Wind Produces Negative Pricing in the Northwest
Wind energy has advantages and disadvantages. The fuel comes absolutely free, it only requires that the wind be blowing. But the wind doesn’t blow all the time, nor with the same intensity, and so wind power is intermittent and unpredictable. Since electricity cannot be stored in large commercial quantities, this begins to play havoc with an electrical grid.
The way this havoc is manifesting itself is in negative pricing. Believe it or not, in the Upper Northwest, where wind has been extensively developed in the Columbia River Valley, wind is not producing so much electricity during certain times of the year that utilities are actually paying the grid to take it off their hands.
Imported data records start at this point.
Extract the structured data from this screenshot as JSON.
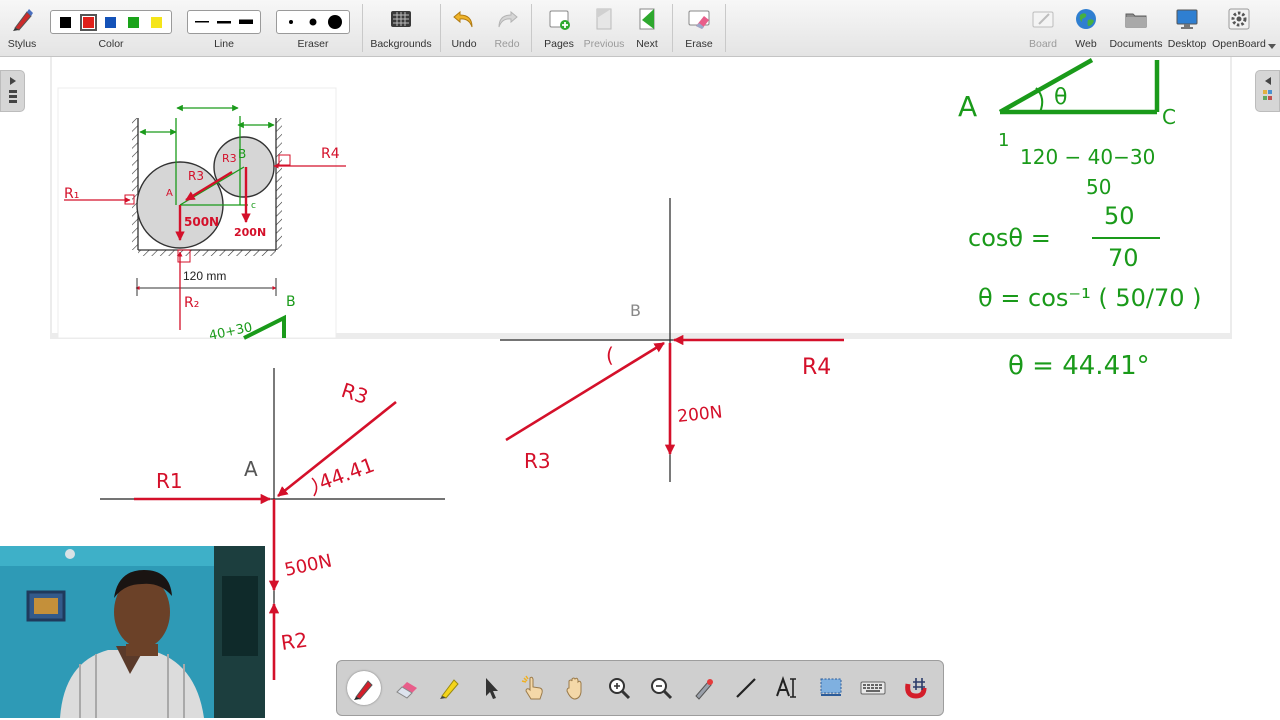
{
  "toolbar": {
    "stylus_label": "Stylus",
    "color_label": "Color",
    "line_label": "Line",
    "eraser_label": "Eraser",
    "backgrounds_label": "Backgrounds",
    "undo_label": "Undo",
    "redo_label": "Redo",
    "pages_label": "Pages",
    "previous_label": "Previous",
    "next_label": "Next",
    "erase_label": "Erase",
    "board_label": "Board",
    "web_label": "Web",
    "documents_label": "Documents",
    "desktop_label": "Desktop",
    "openboard_label": "OpenBoard",
    "colors": [
      "#000000",
      "#e0201a",
      "#1452b8",
      "#1aa31a",
      "#f5e51a"
    ],
    "selected_color": "#e0201a"
  },
  "figure": {
    "dimension": "120 mm",
    "labels": {
      "r1": "R₁",
      "r2": "R₂",
      "r3": "R3",
      "r3b": "R3",
      "r4": "R4",
      "a": "A",
      "b": "B",
      "c": "c",
      "b2": "B",
      "w1": "500N",
      "w2": "200N",
      "partial": "40+30"
    }
  },
  "notes": {
    "triangle_a": "A",
    "triangle_c": "C",
    "theta": "θ",
    "one": "1",
    "line1": "120 − 40−30",
    "line2": "50",
    "cos_lhs": "cosθ =",
    "cos_num": "50",
    "cos_den": "70",
    "theta_eq": "θ = cos⁻¹ ( 50/70 )",
    "result": "θ = 44.41°"
  },
  "fbd_a": {
    "point": "A",
    "r1": "R1",
    "r2": "R2",
    "r3": "R3",
    "weight": "500N",
    "angle": "44.41"
  },
  "fbd_b": {
    "point": "B",
    "r3": "R3",
    "r4": "R4",
    "weight": "200N",
    "arc": "("
  }
}
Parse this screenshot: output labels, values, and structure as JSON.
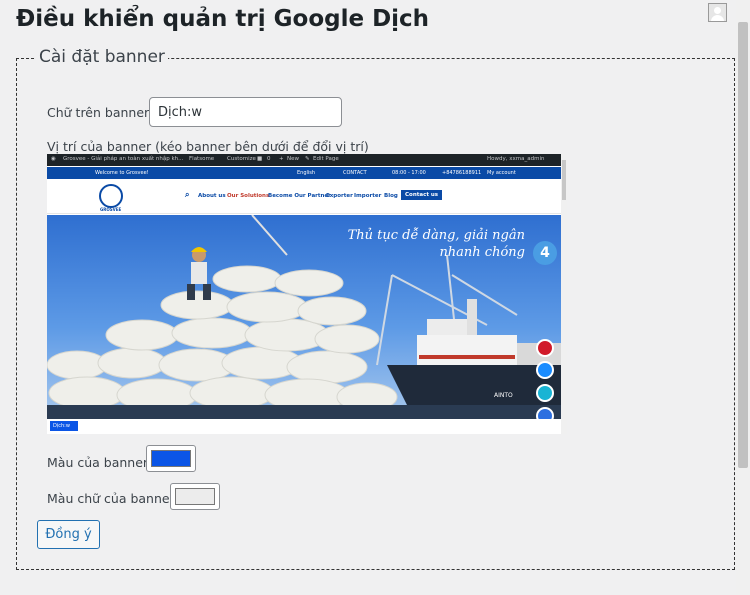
{
  "header": {
    "title": "Điều khiển quản trị Google Dịch"
  },
  "section": {
    "legend": "Cài đặt banner"
  },
  "form": {
    "banner_text_label": "Chữ trên banner:",
    "banner_text_value": "Dịch:w",
    "position_label": "Vị trí của banner (kéo banner bên dưới để đổi vị trí)",
    "banner_color_label": "Màu của banner:",
    "banner_text_color_label": "Màu chữ của banner:",
    "submit_label": "Đồng ý"
  },
  "colors": {
    "banner": "#0b55e6",
    "banner_text": "#ececec"
  },
  "preview": {
    "admin_bar": {
      "site": "Grosvee - Giải pháp an toàn xuất nhập kh...",
      "flatsome": "Flatsome",
      "customize": "Customize",
      "comments": "0",
      "new": "New",
      "edit": "Edit Page",
      "howdy": "Howdy, xxma_admin"
    },
    "top_bar": {
      "welcome": "Welcome to Grosvee!",
      "language": "English",
      "contact": "CONTACT",
      "hours": "08:00 - 17:00",
      "phone": "+84786188911",
      "account": "My account"
    },
    "nav": [
      "About us",
      "Our Solutions",
      "Become Our Partner",
      "Exporter",
      "Importer",
      "Blog"
    ],
    "nav_cta": "Contact us",
    "logo_text": "GROSVEE",
    "hero_line1": "Thủ tục dễ dàng, giải ngân",
    "hero_line2": "nhanh chóng",
    "badge_number": "4",
    "mini_banner": "Dịch:w"
  }
}
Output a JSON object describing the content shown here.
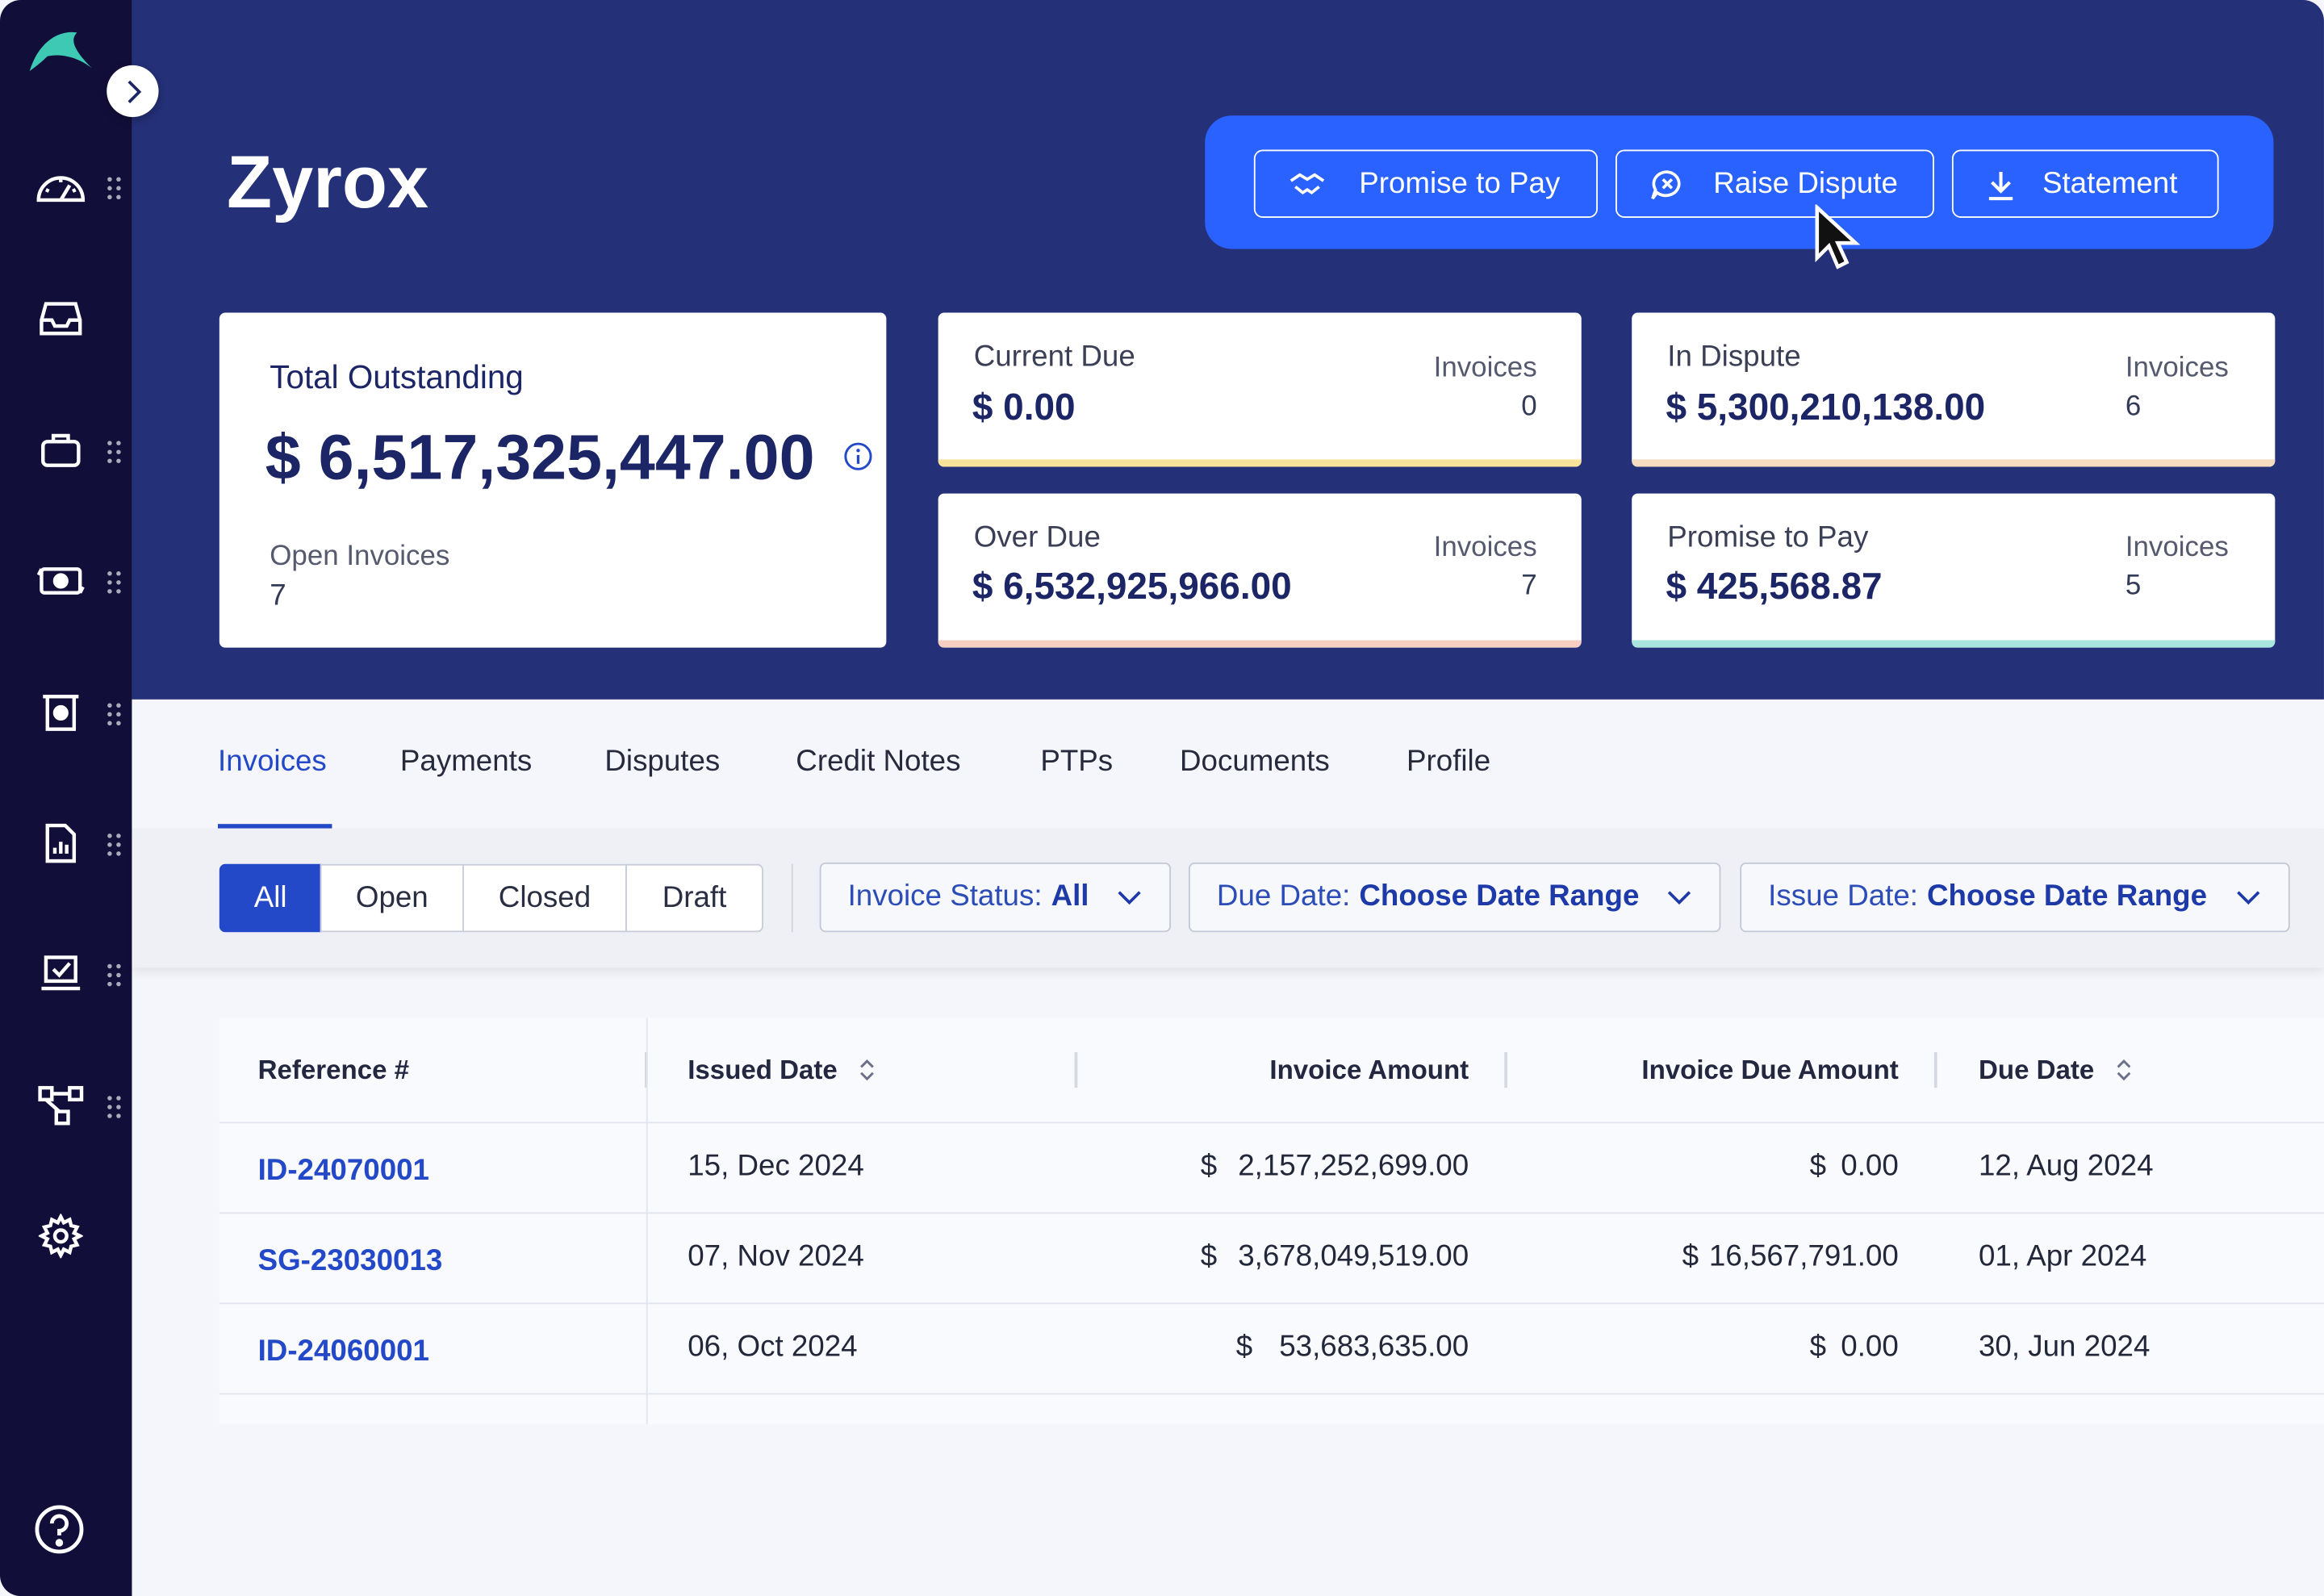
{
  "company": {
    "name": "Zyrox"
  },
  "actions": {
    "promise_to_pay": "Promise to Pay",
    "raise_dispute": "Raise Dispute",
    "statement": "Statement"
  },
  "summary": {
    "total_outstanding": {
      "label": "Total Outstanding",
      "amount": "$ 6,517,325,447.00",
      "open_invoices_label": "Open Invoices",
      "open_invoices": "7"
    },
    "current_due": {
      "label": "Current Due",
      "amount": "$ 0.00",
      "invoices_label": "Invoices",
      "invoices": "0",
      "color": "#f7e39a"
    },
    "in_dispute": {
      "label": "In Dispute",
      "amount": "$ 5,300,210,138.00",
      "invoices_label": "Invoices",
      "invoices": "6",
      "color": "#f5dcc0"
    },
    "over_due": {
      "label": "Over Due",
      "amount": "$ 6,532,925,966.00",
      "invoices_label": "Invoices",
      "invoices": "7",
      "color": "#f7cfc2"
    },
    "promise_to_pay": {
      "label": "Promise to Pay",
      "amount": "$ 425,568.87",
      "invoices_label": "Invoices",
      "invoices": "5",
      "color": "#a9e6dd"
    }
  },
  "tabs": [
    {
      "label": "Invoices",
      "active": true
    },
    {
      "label": "Payments"
    },
    {
      "label": "Disputes"
    },
    {
      "label": "Credit Notes"
    },
    {
      "label": "PTPs"
    },
    {
      "label": "Documents"
    },
    {
      "label": "Profile"
    }
  ],
  "filters": {
    "segments": [
      {
        "label": "All",
        "active": true
      },
      {
        "label": "Open"
      },
      {
        "label": "Closed"
      },
      {
        "label": "Draft"
      }
    ],
    "invoice_status": {
      "label": "Invoice Status:",
      "value": "All"
    },
    "due_date": {
      "label": "Due Date:",
      "value": "Choose Date Range"
    },
    "issue_date": {
      "label": "Issue Date:",
      "value": "Choose Date Range"
    }
  },
  "table": {
    "columns": [
      "Reference #",
      "Issued Date",
      "Invoice Amount",
      "Invoice Due Amount",
      "Due Date"
    ],
    "rows": [
      {
        "ref": "ID-24070001",
        "issued": "15, Dec 2024",
        "amount_sym": "$",
        "amount": "2,157,252,699.00",
        "due_sym": "$",
        "due_amount": "0.00",
        "due_date": "12, Aug 2024"
      },
      {
        "ref": "SG-23030013",
        "issued": "07, Nov 2024",
        "amount_sym": "$",
        "amount": "3,678,049,519.00",
        "due_sym": "$",
        "due_amount": "16,567,791.00",
        "due_date": "01, Apr 2024"
      },
      {
        "ref": "ID-24060001",
        "issued": "06, Oct 2024",
        "amount_sym": "$",
        "amount": "53,683,635.00",
        "due_sym": "$",
        "due_amount": "0.00",
        "due_date": "30, Jun 2024"
      }
    ]
  },
  "sidebar": {
    "items": [
      "dashboard-icon",
      "inbox-icon",
      "briefcase-icon",
      "payments-icon",
      "collections-icon",
      "report-icon",
      "tasks-icon",
      "workflow-icon",
      "settings-icon"
    ],
    "help": "help-icon"
  }
}
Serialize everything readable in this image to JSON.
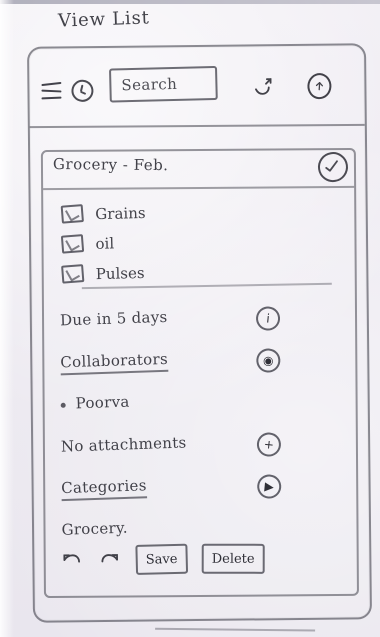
{
  "page": {
    "title": "View List"
  },
  "header": {
    "search": {
      "value": "",
      "placeholder": "Search"
    },
    "icons": {
      "menu": "menu-icon",
      "reminder": "clock-icon",
      "refresh": "refresh-icon",
      "profile": "upload-icon"
    }
  },
  "list": {
    "title": "Grocery - Feb.",
    "items": [
      {
        "label": "Grains",
        "checked": true
      },
      {
        "label": "oil",
        "checked": true
      },
      {
        "label": "Pulses",
        "checked": true
      }
    ],
    "details": [
      {
        "label": "Due in 5 days",
        "underlined": false,
        "icon": "info-icon"
      },
      {
        "label": "Collaborators",
        "underlined": true,
        "icon": "eye-icon"
      },
      {
        "label": "Poorva",
        "underlined": false,
        "icon": "",
        "bullet": true
      },
      {
        "label": "No attachments",
        "underlined": false,
        "icon": "add-icon"
      },
      {
        "label": "Categories",
        "underlined": true,
        "icon": "play-icon"
      },
      {
        "label": "Grocery.",
        "underlined": false,
        "icon": ""
      }
    ]
  },
  "actions": {
    "undo_icon": "undo-icon",
    "redo_icon": "redo-icon",
    "save_label": "Save",
    "delete_label": "Delete"
  }
}
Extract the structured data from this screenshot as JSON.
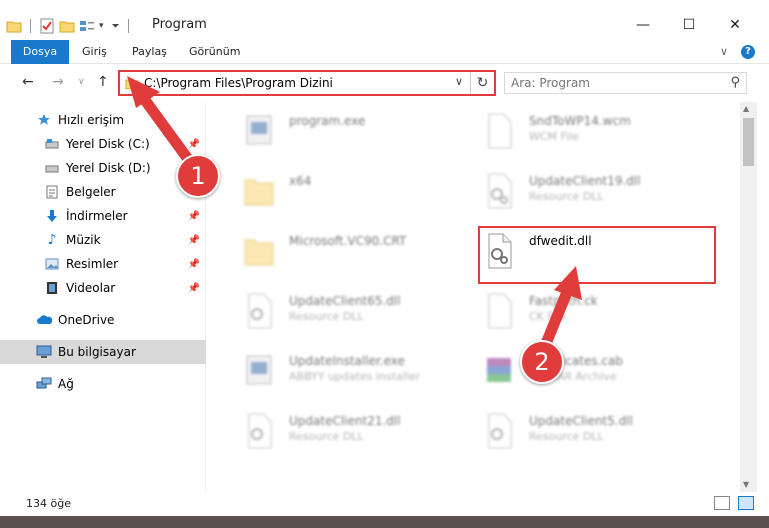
{
  "window": {
    "title": "Program",
    "minimize": "—",
    "maximize": "☐",
    "close": "✕"
  },
  "ribbon": {
    "tabs": [
      "Dosya",
      "Giriş",
      "Paylaş",
      "Görünüm"
    ],
    "collapse": "∨",
    "help": "?"
  },
  "address": {
    "path": "C:\\Program Files\\Program Dizini",
    "search_placeholder": "Ara: Program"
  },
  "navigation": {
    "items": [
      {
        "label": "Hızlı erişim",
        "icon": "star-icon"
      },
      {
        "label": "Yerel Disk (C:)",
        "icon": "drive-icon",
        "pinned": true
      },
      {
        "label": "Yerel Disk (D:)",
        "icon": "drive-icon"
      },
      {
        "label": "Belgeler",
        "icon": "document-icon"
      },
      {
        "label": "İndirmeler",
        "icon": "download-icon",
        "pinned": true
      },
      {
        "label": "Müzik",
        "icon": "music-icon",
        "pinned": true
      },
      {
        "label": "Resimler",
        "icon": "pictures-icon",
        "pinned": true
      },
      {
        "label": "Videolar",
        "icon": "video-icon",
        "pinned": true
      },
      {
        "label": "OneDrive",
        "icon": "cloud-icon"
      },
      {
        "label": "Bu bilgisayar",
        "icon": "computer-icon",
        "selected": true
      },
      {
        "label": "Ağ",
        "icon": "network-icon"
      }
    ]
  },
  "files": [
    {
      "name": "program.exe",
      "desc": "",
      "type": "exe"
    },
    {
      "name": "SndToWP14.wcm",
      "desc": "WCM File",
      "type": "file"
    },
    {
      "name": "x64",
      "desc": "",
      "type": "folder"
    },
    {
      "name": "UpdateClient19.dll",
      "desc": "Resource DLL",
      "type": "dll"
    },
    {
      "name": "Microsoft.VC90.CRT",
      "desc": "",
      "type": "folder"
    },
    {
      "name": "dfwedit.dll",
      "desc": "",
      "type": "dll",
      "highlighted": true
    },
    {
      "name": "UpdateClient65.dll",
      "desc": "Resource DLL",
      "type": "dll"
    },
    {
      "name": "Fastpath.ck",
      "desc": "CK File",
      "type": "file"
    },
    {
      "name": "UpdateInstaller.exe",
      "desc": "ABBYY updates installer",
      "type": "exe"
    },
    {
      "name": "Certificates.cab",
      "desc": "WinRAR Archive",
      "type": "archive"
    },
    {
      "name": "UpdateClient21.dll",
      "desc": "Resource DLL",
      "type": "dll"
    },
    {
      "name": "UpdateClient5.dll",
      "desc": "Resource DLL",
      "type": "dll"
    }
  ],
  "status": {
    "count": "134 öğe"
  },
  "callouts": [
    "1",
    "2"
  ],
  "colors": {
    "accent": "#1979ca",
    "highlight": "#e03c3c"
  }
}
In other words, instead of customers paying the producers for electricity, the producers are paying customers to relieve them of excess supplies.
The graph shows off-peak prices in the Columbia River Valley during the spring of last year. Off-peak is 10 a.m. to 6 p.m. weekdays and Saturdays and all day Sunday. The green “Mid C” diamonds indicate prices in the mid-Columbia Valley. The blue and beige diamonds indicate outlying areas, the California-Oregon border (COB) and the Nevada-Oregon border (NOB). The data points indicate incidents of negative pricing during last spring and early summer. The scale runs from zero (electricity offered for free) all the way down to -$7 per megawatt hour, meaning the generator was actually paying the utility $7 per megawatt-hour to take electricity off their hands.
Why would this be? For most generating stations, running at a steady rate is the cheapest way to operate. This is particularly true of nuclear reactors, which operate at nearly full capacity for two years running before shutting down briefly for refueling. Nuclear is the ultimate base load power and adjusting output, even on the long-range basis of a week or a month, is costly and wasteful. Coal burners have the same problem, but on a smaller scale. It usually takes a matter of hours for them to ramp power up or down by adjusting the amount of coal in the boiler. For coal it would be too difficult to try to match wind power’s minute-to-minute vagaries.
Hydroelectricity runs on a completely different schedule. It is seasonal, with the largest output produced by the spring runoff with low periods of output during winter and summer. In addition, hydro’s output must be carefully calibrated to avoid damage to fish populations. If a dam cuts output, it must run more water over its spillway, which increases oxygen content. This can harm migrating fish populations. The generators best suited for short-term adjustments in output are gas turbines. These are essentially jet engines bolted to the ground. Their turbines are driven by the exhaust fumes alone. Because they do not boil water they can be adjusted almost instantaneously. However, gas turbines are also the most expensive way to generate electricity. They are generally used for peaking power alone, which means they may operate no more than 10-20 percent of the year.
The introduction of wind power has changed all this. Now, with wind’s unpredictable ups and downs, the other forms of generation must be prepared to adjust their output, since putting too much electricity on the grid can cause power surges that destroy electrical equipment. (That’s why you have a surge protector between your computer and the wall.) In most regions, gas turbines are being used to match wind’s rapid fluctuations. This is enormously expensive and also burns a lot of natural gas. Robert Bryce has pointed out that using gas turbines to level wind’s output actually burns more gas than if more efficient combined-cycle turbines were used without any windmills. (Because they run on both gas exhausts and the water boiled by the heat, combined-cycle gas turbines have an efficiency of 60 percent, as opposed to only 30 percent for regular boilers.) In the Northwest, however, there is too much wind power to be matched by natural gas.
All this came to a head last year when the Bonneville Power Administration announced it was going to reject wind power during periods of excess or force wind to pay a premium for unpredictability. Defenders of wind power rushed to complain about this “discrimination,” however, and in December the Federal Energy Regulatory Commission, which is big on renewables, ruled in favor of wind providers.
So this spring, Bonneville will be forced to take wind power even when it doesn’t need it and other generators will have to make the adjustment. Part of that will involve paying Bonneville to take electricity off their hands. Bonneville will either try to export or run the power into the ground.